La langue du pouvoir nous invite à la coopération, à la co-création, à la coproduction, au vivre ensemble et à la mixité sociale. La ville de demain serait smart, pacifiée et durable. Ceux qui résistent à ce joyeux horizon sont taxés de tristes sires, de râleurs… Pourtant ce « prêt-à-penser » urbain masque une approche libérale productrice de profondes inégalités sociales. Dans un contexte où la pensée positive a contaminé notre imaginaire, IEB continue de revendiquer son droit et celui des habitants à un espace de démocratie critique pour dépasser les alternatives infernales du monde capitaliste et managérial.
Happycratie, bas les masques !
Good job, Good Move, Good Food, la pensée positive a envahi nos vies. Elle est la clé du développement personnel et de l’état de bonheur, lui-même clé du succès. Loin d’être une ambition universelle, le bonheur est en réalité une idée récente apparue en Occident à la fin du xviiie. Elle semble aujourd’hui un but indépassable. Pourtant d’autres sociétés adoptent des horizons différents, par exemple l’égalité sociale ou l’harmonie avec la nature. La poursuite du bonheur, devenue une industrie mondiale pesant des milliards [1], est l’un des traits les plus distinctifs de la culture nord-américaine et l’un de ses principaux horizons politiques.
Renvoyer l’individu à sa capacité/responsabilité de saisir le bonheur masque en réalité les inégalités, résultats de politiques libérales et non redistributives. La politique du bonheur sert d’écran de fumée pour dissimuler les déficiences des politiques publiques et économiques. Ainsi les problèmes de santé seront renvoyés à une question de choix individuels. Que les habitants des quartiers centraux de Bruxelles aient une espérance de vie moindre que ceux des quartiers aisés de la périphérie serait le fait d’un mode de vie malsain nécessitant des politiques de sensibilisation notamment à la « good food ». Et non pas le résultat de politiques urbaines inégalitaires et peu redistributives ou encore du mallogement dans ces quartiers.

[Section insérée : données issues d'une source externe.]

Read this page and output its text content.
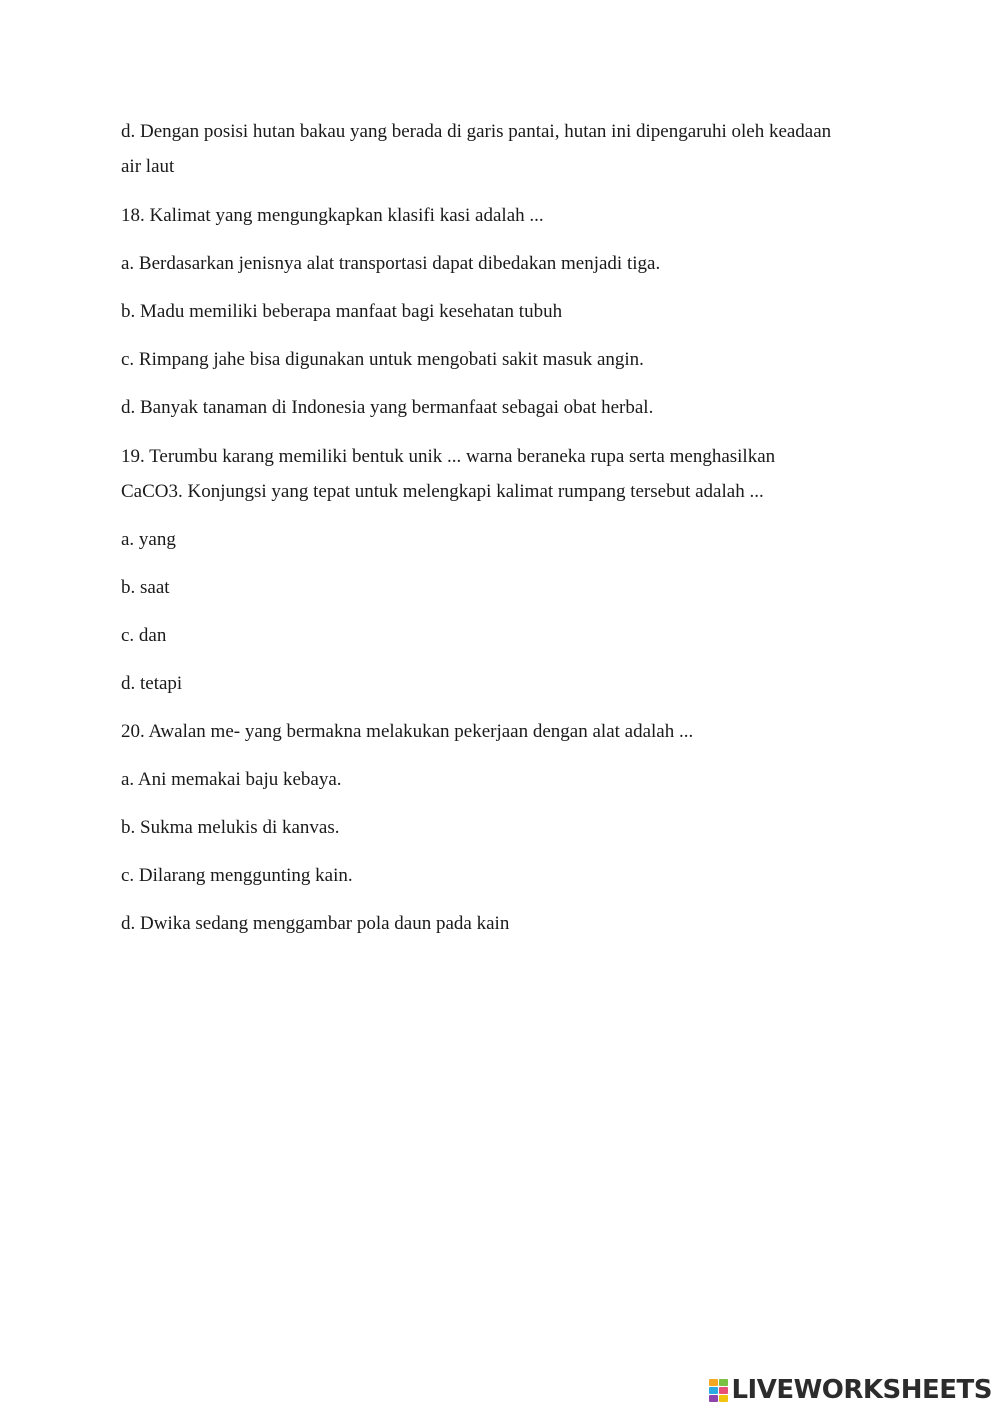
d. Dengan posisi hutan bakau yang berada di garis pantai, hutan ini dipengaruhi oleh keadaan

air laut

18. Kalimat yang mengungkapkan klasifi kasi adalah ...

a. Berdasarkan jenisnya alat transportasi dapat dibedakan menjadi tiga.

b. Madu memiliki beberapa manfaat bagi kesehatan tubuh

c. Rimpang jahe bisa digunakan untuk mengobati sakit masuk angin.

d. Banyak tanaman di Indonesia yang bermanfaat sebagai obat herbal.

19. Terumbu karang memiliki bentuk unik ... warna beraneka rupa serta menghasilkan

CaCO3. Konjungsi yang tepat untuk melengkapi kalimat rumpang tersebut adalah ...

a. yang

b. saat

c. dan

d. tetapi

20. Awalan me- yang bermakna melakukan pekerjaan dengan alat adalah ...

a. Ani memakai baju kebaya.

b. Sukma melukis di kanvas.

c. Dilarang menggunting kain.

d. Dwika sedang menggambar pola daun pada kain

LIVEWORKSHEETS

Autre masque : l’incantation au vivre ensemble et à la mixité sociale. Ces concepts occultent le rapport de domination d’une classe ou d’une communauté sur une autre. Si les dominants sont contents, tout le monde doit l’être. La mixité est vendue comme un modèle universaliste, nous enseigne Miguel Benasayag, le monde occidental se construit sur la promesse que le « négatif » va disparaître. L’idéologie par défaut est l’idéologie dominante faisant du savoir occidental le donné universel. Notre société refuse de vivre avec le « négatif ». On se revendique de l’universalisme pour critiquer la culture des autres [2]. Le petit monde des alternatives « bios » se persuade qu’elles sont désirables par tous prônant des espaces de convivialité alors que d’autres en manquent pour tout simplement se loger ou se nourrir.
Le dispositif de persuasion du système néolibéral est si puissant et simple d’utilisation que nombreux sont ceux qui adoptent ses arguments pour les rétorquer à la critique. Le Pouvoir peut diriger de sorte que le peuple croit que cela vient de lui, qu’il est libre. Croit qu’il peut atteindre ce bonheur promis, un bonheur qui n’est jamais que l’esclave de valeurs imposées par un système néolibéral qui renvoie les individus dos à dos.

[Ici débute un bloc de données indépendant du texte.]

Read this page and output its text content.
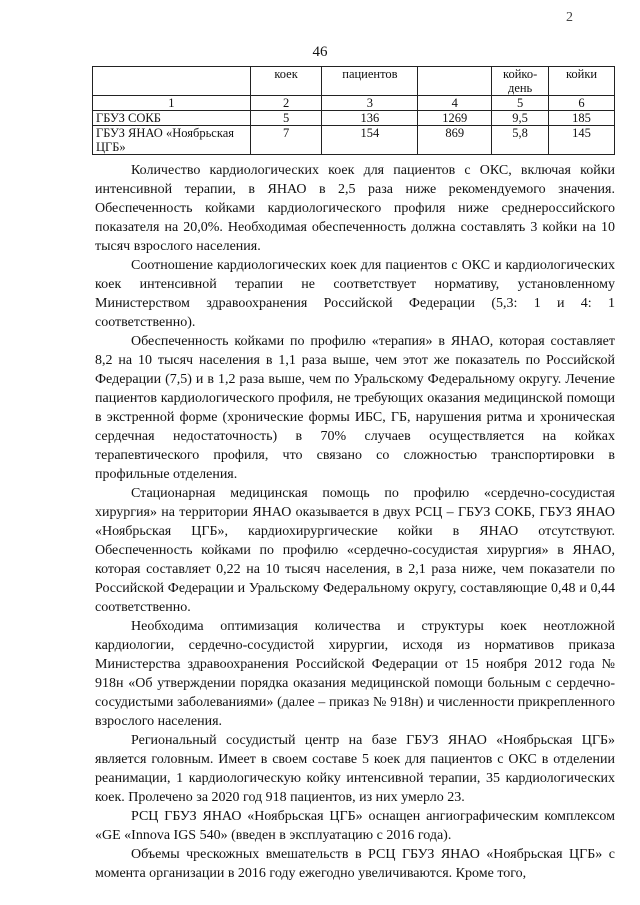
2
46
	коек	пациентов		койко-день	койки
1	2	3	4	5	6
ГБУЗ СОКБ	5	136	1269	9,5	185
ГБУЗ ЯНАО «Ноябрьская ЦГБ»	7	154	869	5,8	145

Количество кардиологических коек для пациентов с ОКС, включая койки интенсивной терапии, в ЯНАО в 2,5 раза ниже рекомендуемого значения. Обеспеченность койками кардиологического профиля ниже среднероссийского показателя на 20,0%. Необходимая обеспеченность должна составлять 3 койки на 10 тысяч взрослого населения.

Соотношение кардиологических коек для пациентов с ОКС и кардиологических коек интенсивной терапии не соответствует нормативу, установленному Министерством здравоохранения Российской Федерации (5,3: 1 и 4: 1 соответственно).

Обеспеченность койками по профилю «терапия» в ЯНАО, которая составляет 8,2 на 10 тысяч населения в 1,1 раза выше, чем этот же показатель по Российской Федерации (7,5) и в 1,2 раза выше, чем по Уральскому Федеральному округу. Лечение пациентов кардиологического профиля, не требующих оказания медицинской помощи в экстренной форме (хронические формы ИБС, ГБ, нарушения ритма и хроническая сердечная недостаточность) в 70% случаев осуществляется на койках терапевтического профиля, что связано со сложностью транспортировки в профильные отделения.

Стационарная медицинская помощь по профилю «сердечно-сосудистая хирургия» на территории ЯНАО оказывается в двух РСЦ – ГБУЗ СОКБ, ГБУЗ ЯНАО «Ноябрьская ЦГБ», кардиохирургические койки в ЯНАО отсутствуют. Обеспеченность койками по профилю «сердечно-сосудистая хирургия» в ЯНАО, которая составляет 0,22 на 10 тысяч населения, в 2,1 раза ниже, чем показатели по Российской Федерации и Уральскому Федеральному округу, составляющие 0,48 и 0,44 соответственно.

Необходима оптимизация количества и структуры коек неотложной кардиологии, сердечно-сосудистой хирургии, исходя из нормативов приказа Министерства здравоохранения Российской Федерации от 15 ноября 2012 года № 918н «Об утверждении порядка оказания медицинской помощи больным с сердечно-сосудистыми заболеваниями» (далее – приказ № 918н) и численности прикрепленного взрослого населения.

Региональный сосудистый центр на базе ГБУЗ ЯНАО «Ноябрьская ЦГБ» является головным. Имеет в своем составе 5 коек для пациентов с ОКС в отделении реанимации, 1 кардиологическую койку интенсивной терапии, 35 кардиологических коек. Пролечено за 2020 год 918 пациентов, из них умерло 23.

РСЦ ГБУЗ ЯНАО «Ноябрьская ЦГБ» оснащен ангиографическим комплексом «GE «Innova IGS 540» (введен в эксплуатацию с 2016 года).

Объемы чрескожных вмешательств в РСЦ ГБУЗ ЯНАО «Ноябрьская ЦГБ» с момента организации в 2016 году ежегодно увеличиваются. Кроме того,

Si les dominants sont contents, tout le monde doit l’être.
Il s’agit non plus de se poser la question « qu’est-ce qui est responsable de mon malheur » mais « que puis-je faire pour m’en sortir ? ». Il s’agit pour chacun de mobiliser ses ressources pour améliorer sa situation. La négativité est le reflet d’un manque de travail sur soi [3].
On demande à tout un chacun de sortir de sa zone de confort, de prendre des risques, d’innover. On demande aux jeunes chômeurs de se lancer dans des start-up pour éviter de devoir leur payer des allocations. On demande aux habitants de Bruxelles de s’investir dans des dynamiques de logements coopératifs et partagés pour masquer le fait que la Région bruxelloise ne produit pratiquement plus de logements sociaux depuis des années, renvoyant l’individu à trouver à se loger sur un marché privé trop cher [4].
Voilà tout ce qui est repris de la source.